Confident Grace seizes chance for karate gloryFinance | Carine Chow 6 Aug 2021
Karate star Grace Lau Mo-sheung said it is important to believe in oneself and seize the chance when it comes, after taking home a bronze medal in the individual kata event.
Competing against Dilara Bozan of Turkey last night, the 29-year-old Lau earned a total of 26.94 with her routine - 0.42 points more than her Turkish rival.
She took home Hong Kong's first karate medal with absolute confidence, after the sport was included in the Olympics for the first time.
Lau was confident she would win a medal, even before she knew who her opponent would be. "I hope other athletes will also believe in themselves and stay prepared, as we won't know when opportunities will arise," she said.
A few years back, Lau did not expect karate would be included in the Olympics. Karate is a new addition to the Tokyo Games, but the event will not be included in Paris 2024. There are two types of events under karate, kata - meaning form - and kumite meaning sparring.
Ten karatekas including Lau competed in kata at the Nippon Budokan arena yesterday. They had to perform three-minute routines, demonstrating offensive and defensive techniques against a virtual opponent chosen from 102 forms that are recognized by the World Karate Federation.
A point-based system is used and a panel of seven judges gives two scores according to the athlete's athletic and technical performances on a scale from five to 10. Athletes are judged on execution of the routine, including speed, rhythm, balance and power of strikes and kicks. The full score is 30 points.
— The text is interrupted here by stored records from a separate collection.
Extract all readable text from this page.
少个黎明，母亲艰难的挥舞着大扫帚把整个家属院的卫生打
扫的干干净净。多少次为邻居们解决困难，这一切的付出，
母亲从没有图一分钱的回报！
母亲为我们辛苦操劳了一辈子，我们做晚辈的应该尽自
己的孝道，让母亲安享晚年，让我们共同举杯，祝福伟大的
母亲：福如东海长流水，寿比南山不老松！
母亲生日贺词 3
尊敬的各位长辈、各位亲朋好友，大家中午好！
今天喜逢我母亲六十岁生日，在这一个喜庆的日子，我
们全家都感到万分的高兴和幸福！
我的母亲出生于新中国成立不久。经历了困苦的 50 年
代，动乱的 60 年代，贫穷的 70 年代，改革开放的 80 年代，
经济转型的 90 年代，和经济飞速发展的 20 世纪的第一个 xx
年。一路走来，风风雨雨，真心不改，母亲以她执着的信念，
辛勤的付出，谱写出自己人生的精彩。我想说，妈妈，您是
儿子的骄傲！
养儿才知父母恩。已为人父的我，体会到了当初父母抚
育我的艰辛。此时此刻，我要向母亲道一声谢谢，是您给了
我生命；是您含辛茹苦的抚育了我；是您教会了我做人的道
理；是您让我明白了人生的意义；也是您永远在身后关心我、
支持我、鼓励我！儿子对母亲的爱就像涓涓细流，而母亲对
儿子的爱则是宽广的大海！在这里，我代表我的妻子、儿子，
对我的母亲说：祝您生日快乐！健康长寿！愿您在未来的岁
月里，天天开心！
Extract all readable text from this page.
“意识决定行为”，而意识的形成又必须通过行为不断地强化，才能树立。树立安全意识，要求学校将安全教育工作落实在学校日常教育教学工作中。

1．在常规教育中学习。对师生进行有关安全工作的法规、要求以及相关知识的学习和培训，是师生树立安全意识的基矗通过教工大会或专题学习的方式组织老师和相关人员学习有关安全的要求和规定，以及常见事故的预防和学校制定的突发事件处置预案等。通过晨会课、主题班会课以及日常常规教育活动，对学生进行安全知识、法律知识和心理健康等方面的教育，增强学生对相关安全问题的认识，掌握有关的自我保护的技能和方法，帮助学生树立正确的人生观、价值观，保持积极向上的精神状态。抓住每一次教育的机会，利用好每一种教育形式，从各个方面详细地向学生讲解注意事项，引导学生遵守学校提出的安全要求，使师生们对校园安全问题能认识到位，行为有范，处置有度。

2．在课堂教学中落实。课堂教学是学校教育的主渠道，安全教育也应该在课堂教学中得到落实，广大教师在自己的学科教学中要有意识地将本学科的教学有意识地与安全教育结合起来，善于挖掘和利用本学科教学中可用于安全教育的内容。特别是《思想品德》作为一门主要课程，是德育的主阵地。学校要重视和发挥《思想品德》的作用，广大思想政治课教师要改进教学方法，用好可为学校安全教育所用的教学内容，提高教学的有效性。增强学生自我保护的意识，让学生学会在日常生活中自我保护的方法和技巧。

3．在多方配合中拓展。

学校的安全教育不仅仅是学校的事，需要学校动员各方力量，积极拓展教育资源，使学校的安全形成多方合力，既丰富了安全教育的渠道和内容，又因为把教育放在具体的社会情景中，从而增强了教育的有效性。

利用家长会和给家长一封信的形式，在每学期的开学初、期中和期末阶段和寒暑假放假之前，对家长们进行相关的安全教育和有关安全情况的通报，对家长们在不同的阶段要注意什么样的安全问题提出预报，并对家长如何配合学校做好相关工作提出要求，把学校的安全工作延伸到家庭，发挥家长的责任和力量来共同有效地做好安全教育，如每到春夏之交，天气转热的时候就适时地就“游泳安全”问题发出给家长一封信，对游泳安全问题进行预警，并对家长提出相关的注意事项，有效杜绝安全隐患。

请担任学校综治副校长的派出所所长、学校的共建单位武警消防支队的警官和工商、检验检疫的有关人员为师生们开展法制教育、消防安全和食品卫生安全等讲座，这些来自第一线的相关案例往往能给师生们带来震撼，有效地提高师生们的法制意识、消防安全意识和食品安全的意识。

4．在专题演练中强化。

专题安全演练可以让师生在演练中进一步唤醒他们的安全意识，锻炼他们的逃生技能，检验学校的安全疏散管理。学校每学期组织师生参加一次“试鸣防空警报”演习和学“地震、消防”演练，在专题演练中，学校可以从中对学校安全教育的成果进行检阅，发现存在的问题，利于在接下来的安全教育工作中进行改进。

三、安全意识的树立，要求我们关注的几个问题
The karatekas were evenly split into two pools. Lau was in pool A and scored an average point of 26.15, after world number one Sandra Sanchez of Spain.
Lau then came second in the ranking round with 26.40 points, which put her into one of the two bronze medal matches. With fierce chants and moves, she won against Bozan with the three-minute routine Chatanyara Kushanku.
Sanchez took the gold while Japan's Kiyou Shimizu won silver. The second bronze medal was won by Viviana Bottaro of Italy, who edged out Sakura Kokumai of the United States.
In a post-match interview, Lau said she had faith in herself that she would win the medal as she was very confident in her techniques and ability to control her emotions. "I want to showcase what I have learned during my training in the United States and Japan," she said.
Having won bronze in the Women's Kata event at the WKF Senior World Championships in 2018, Lau aims to snatch another medal at November's World Championships.
Lau expressed gratitude to her family, thanking them for being supportive of her decision in becoming a full-time athlete.
She began learning karate because of her older brother. Starting training at the age of 11, she chose to compete in kata instead of kumite as she did not want her mother to worry about injuring her face.
Yesterday, Lau's mother said it was not her intention to have two karate athletes. "I initially wanted my daughter to learn karate to keep her healthy."
A bronze medal in the Olympics means Lau could receive HK$1.25 million from the Henderson Land Commendation Scheme for Elite Athletes.
In addition, being an alumni of Lam Tai Fai College in Sha Tin, Lau will get HK$625,000 from Lam Tai Fai's charitable foundation, which also funds her alma mater.